The neuro-ophthalmic examination generator 215 adjust one or more parameters of an electronic neuro-ophthalmic examination based on the identified patient characteristics. For example, if a patient is determined to experience double vision in a particular angle of vision, the neuro-ophthalmic examination generator 215 may adjust measurements taken of another neuro-ophthalmic examination for the patient in the proximity of the angle of vision, such as discounting user input received during the subsequent neuro-ophthalmic examination at that given angle. In other cases, the neuro-ophthalmic examination generator 215 may increase a weight of received user input for a given neuro-ophthalmic examination compared to other examinations, for example, if a particular neuro-ophthalmic examination has a larger correlation to a neuro-ophthalmic condition the patient has compared to another neuro-ophthalmic examination that detects dissimilar conditions.
In some other cases, characteristics of how a neuro-ophthalmic examination is displayed can be adjusted based on identified patient characteristics.
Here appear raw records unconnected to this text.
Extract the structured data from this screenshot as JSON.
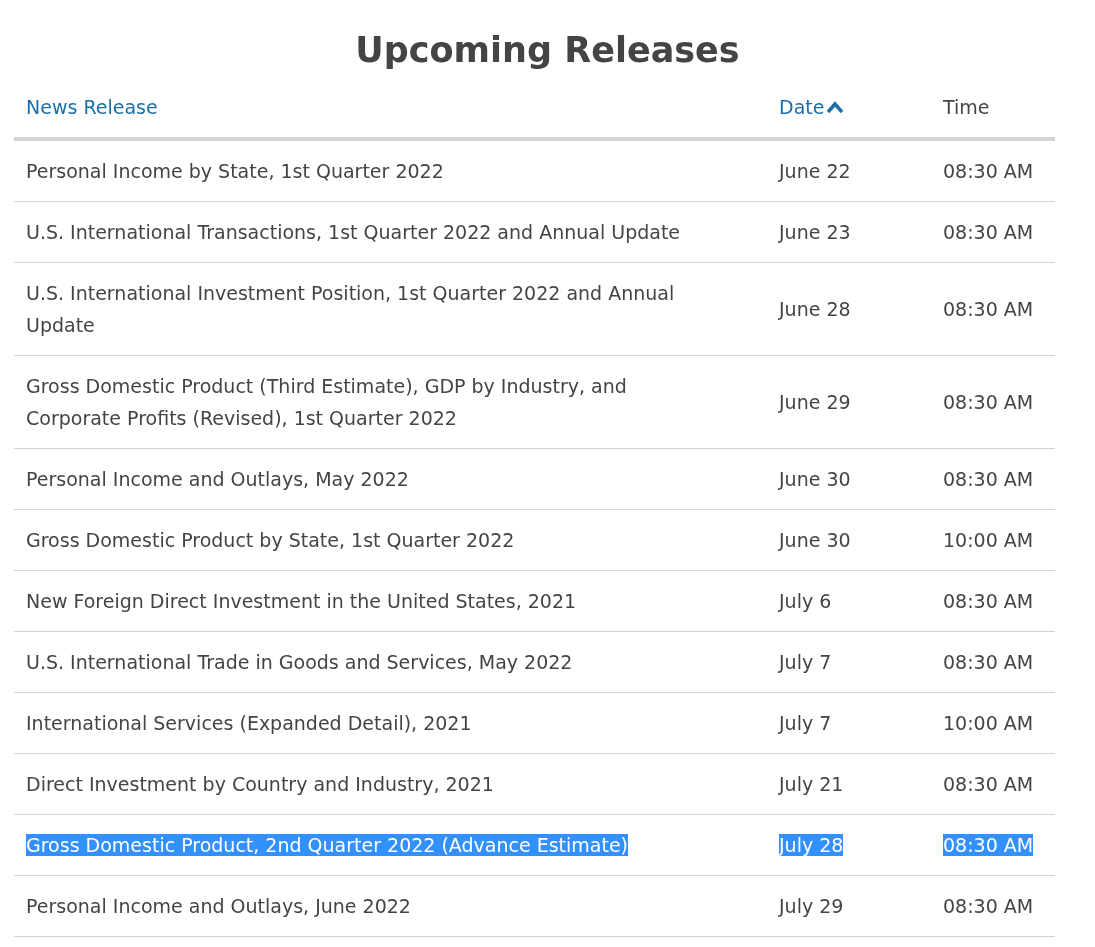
{
  "title": "Upcoming Releases",
  "columns": [
    {
      "label": "News Release",
      "kind": "link",
      "sorted": false
    },
    {
      "label": "Date",
      "kind": "link",
      "sorted": true
    },
    {
      "label": "Time",
      "kind": "plain",
      "sorted": false
    }
  ],
  "rows": [
    {
      "release": "Personal Income by State, 1st Quarter 2022",
      "date": "June 22",
      "time": "08:30 AM",
      "selected": false
    },
    {
      "release": "U.S. International Transactions, 1st Quarter 2022 and Annual Update",
      "date": "June 23",
      "time": "08:30 AM",
      "selected": false
    },
    {
      "release": "U.S. International Investment Position, 1st Quarter 2022 and Annual Update",
      "date": "June 28",
      "time": "08:30 AM",
      "selected": false
    },
    {
      "release": "Gross Domestic Product (Third Estimate), GDP by Industry, and Corporate Profits (Revised), 1st Quarter 2022",
      "date": "June 29",
      "time": "08:30 AM",
      "selected": false
    },
    {
      "release": "Personal Income and Outlays, May 2022",
      "date": "June 30",
      "time": "08:30 AM",
      "selected": false
    },
    {
      "release": "Gross Domestic Product by State, 1st Quarter 2022",
      "date": "June 30",
      "time": "10:00 AM",
      "selected": false
    },
    {
      "release": "New Foreign Direct Investment in the United States, 2021",
      "date": "July 6",
      "time": "08:30 AM",
      "selected": false
    },
    {
      "release": "U.S. International Trade in Goods and Services, May 2022",
      "date": "July 7",
      "time": "08:30 AM",
      "selected": false
    },
    {
      "release": "International Services (Expanded Detail), 2021",
      "date": "July 7",
      "time": "10:00 AM",
      "selected": false
    },
    {
      "release": "Direct Investment by Country and Industry, 2021",
      "date": "July 21",
      "time": "08:30 AM",
      "selected": false
    },
    {
      "release": "Gross Domestic Product, 2nd Quarter 2022 (Advance Estimate)",
      "date": "July 28",
      "time": "08:30 AM",
      "selected": true
    },
    {
      "release": "Personal Income and Outlays, June 2022",
      "date": "July 29",
      "time": "08:30 AM",
      "selected": false
    }
  ]
}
For example, if a patient is determined to be near-sighted from a previous examination, future examinations may be implemented with a larger font size, or a magnified image on the computing device display. In another example, if a patient is determined to be color blind, color parameters for subsequent examinations may be adjusted.
The parameter adjustment may be based on a patient characteristic exceeding a threshold. For example, in the example where the user is determined to be near-sighted, the font or magnification of subsequent examinations may be initiated if the user's eye prescription values exceed a predefined threshold (e.g., −2.25, and the like).
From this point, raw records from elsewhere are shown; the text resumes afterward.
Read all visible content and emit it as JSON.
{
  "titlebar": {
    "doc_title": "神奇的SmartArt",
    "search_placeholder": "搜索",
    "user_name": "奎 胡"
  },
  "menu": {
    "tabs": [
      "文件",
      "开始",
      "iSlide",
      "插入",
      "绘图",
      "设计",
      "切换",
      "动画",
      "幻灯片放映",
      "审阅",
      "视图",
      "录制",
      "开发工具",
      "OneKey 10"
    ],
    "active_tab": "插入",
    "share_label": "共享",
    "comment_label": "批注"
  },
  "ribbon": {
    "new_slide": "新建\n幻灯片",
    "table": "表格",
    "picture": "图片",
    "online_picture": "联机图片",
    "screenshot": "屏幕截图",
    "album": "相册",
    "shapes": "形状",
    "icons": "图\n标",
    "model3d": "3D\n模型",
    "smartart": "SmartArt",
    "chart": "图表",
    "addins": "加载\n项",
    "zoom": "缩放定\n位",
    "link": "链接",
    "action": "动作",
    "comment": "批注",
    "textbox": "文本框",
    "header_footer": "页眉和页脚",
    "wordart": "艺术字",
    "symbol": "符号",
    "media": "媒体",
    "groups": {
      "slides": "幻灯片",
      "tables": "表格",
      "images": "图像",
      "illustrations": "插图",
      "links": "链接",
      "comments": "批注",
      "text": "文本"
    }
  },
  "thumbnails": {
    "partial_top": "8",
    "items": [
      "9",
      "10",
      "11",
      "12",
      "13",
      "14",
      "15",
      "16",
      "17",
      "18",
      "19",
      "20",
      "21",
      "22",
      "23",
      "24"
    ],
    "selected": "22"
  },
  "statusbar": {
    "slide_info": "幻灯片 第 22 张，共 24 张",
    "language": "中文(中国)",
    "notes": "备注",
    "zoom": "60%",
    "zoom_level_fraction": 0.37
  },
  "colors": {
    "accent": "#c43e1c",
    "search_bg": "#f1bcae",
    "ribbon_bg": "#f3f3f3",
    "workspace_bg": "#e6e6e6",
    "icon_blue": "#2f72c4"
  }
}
At Step 1005, a set of neuro-ophthalmic examination results for a patient can be received. In some cases, the results can be received via computer mouse, a touchscreen, a microphone, a keyboard, a video camera, or a combination thereof. The results can be received via a user input receiver 210 of
At Step 1010, a set of patient characteristics can be identified from the set of neuro-ophthalmic examination results, such as those described in
At Step 1015, one or more parameters of subsequent electronic neuro-ophthalmic examinations can be adjusted based on the set of patient characteristics, such as those described in
In a study of the present disclosure, 68 participants with an average age of 52.1±16.2 years old, underwent an algorithm-driven responsive cranial nerve and neuro-ophthalmic assessment, in accordance with certain exemplary embodiments of the present disclosure. Based on the user's diagnosis and the user's answers on the triaging questionnaire, the user was asked to take one or more of the cranial nerve and/or neuro-ophthalmic assessments included in exemplary software (facial and limb sensation, visual acuity, visual fields, double vision, color blindness test, Amsler grid, smile symmetry, eyelid closure, shoulder elevation, head rotation, tongue protrusion, eye muscle range of motion, hearing test) in accordance with certain embodiments of the present disclosure.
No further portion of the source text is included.